Until now in 2020, a limit on the use of biofuels made from molasses has been established, given the concerns on the displacement of molasses from food and feed to biofuels.
During the Recast of the Renewable Energy Directive (2016 – 2018), the European Commission proposed to promote the use of molasses in biofuels. According to that proposal, molasses would have had the same status as waste materials such as used cooking oil and its use for biofuels would have been favoured through a specific blending target. This was avoided only thanks to the essential support of the co-legislators, the European Parliament and the Council of the European Union.
Where do we stand now? Unfortunately, and despite the democratic position of the co-legislators not to include molasses back in 2018, it remains a key raw material of interest for the biofuel sector, and is still wrongly subject to being defined as a waste or a residue.
In April 2019, the legally required review of the Annex IX in the Renewable Energy Directive adopted in 2018 was launched. Once again, pressure to promote the use of molasses in biofuels must be counter-balanced with facts:
- According to the OECD/FAO, the EU already has a structural deficit of molasses for all uses, and needs to import more than 1.6 million tonnes of molasses each year.

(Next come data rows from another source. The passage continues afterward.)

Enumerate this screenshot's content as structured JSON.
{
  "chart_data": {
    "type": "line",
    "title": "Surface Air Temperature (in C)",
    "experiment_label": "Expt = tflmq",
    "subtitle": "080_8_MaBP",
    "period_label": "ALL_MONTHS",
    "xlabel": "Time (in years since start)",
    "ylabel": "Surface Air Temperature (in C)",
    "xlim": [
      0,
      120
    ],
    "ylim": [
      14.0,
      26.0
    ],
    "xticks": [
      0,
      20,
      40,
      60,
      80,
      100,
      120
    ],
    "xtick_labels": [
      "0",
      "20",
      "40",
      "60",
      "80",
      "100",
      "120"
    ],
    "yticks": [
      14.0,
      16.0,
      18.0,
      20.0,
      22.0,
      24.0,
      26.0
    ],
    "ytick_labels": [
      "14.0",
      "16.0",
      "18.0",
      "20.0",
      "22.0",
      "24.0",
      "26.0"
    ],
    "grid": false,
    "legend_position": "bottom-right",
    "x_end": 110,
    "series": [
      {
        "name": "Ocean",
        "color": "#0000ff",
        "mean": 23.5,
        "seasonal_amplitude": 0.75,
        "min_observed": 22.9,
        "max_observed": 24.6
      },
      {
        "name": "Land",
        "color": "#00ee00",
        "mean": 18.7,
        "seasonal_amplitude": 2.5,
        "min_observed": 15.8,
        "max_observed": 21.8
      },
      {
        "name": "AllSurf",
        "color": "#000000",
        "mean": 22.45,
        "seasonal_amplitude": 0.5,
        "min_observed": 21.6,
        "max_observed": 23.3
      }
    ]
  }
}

- Thus, there won’t be enough molasses to cover additional demand for biofuels that would be triggered by the mandatory blending target.
- For industry sectors such as yeast, there is to date no alternative to molasses. The current pressure coming from the European Commission, biofuels manufacturers and their partners, threatens a broad value chain of industries.
Considering the above, the inclusion of molasses to mandatory blending target in the Renewable Energy Directive is simply not acceptable for the Molasses Alliance.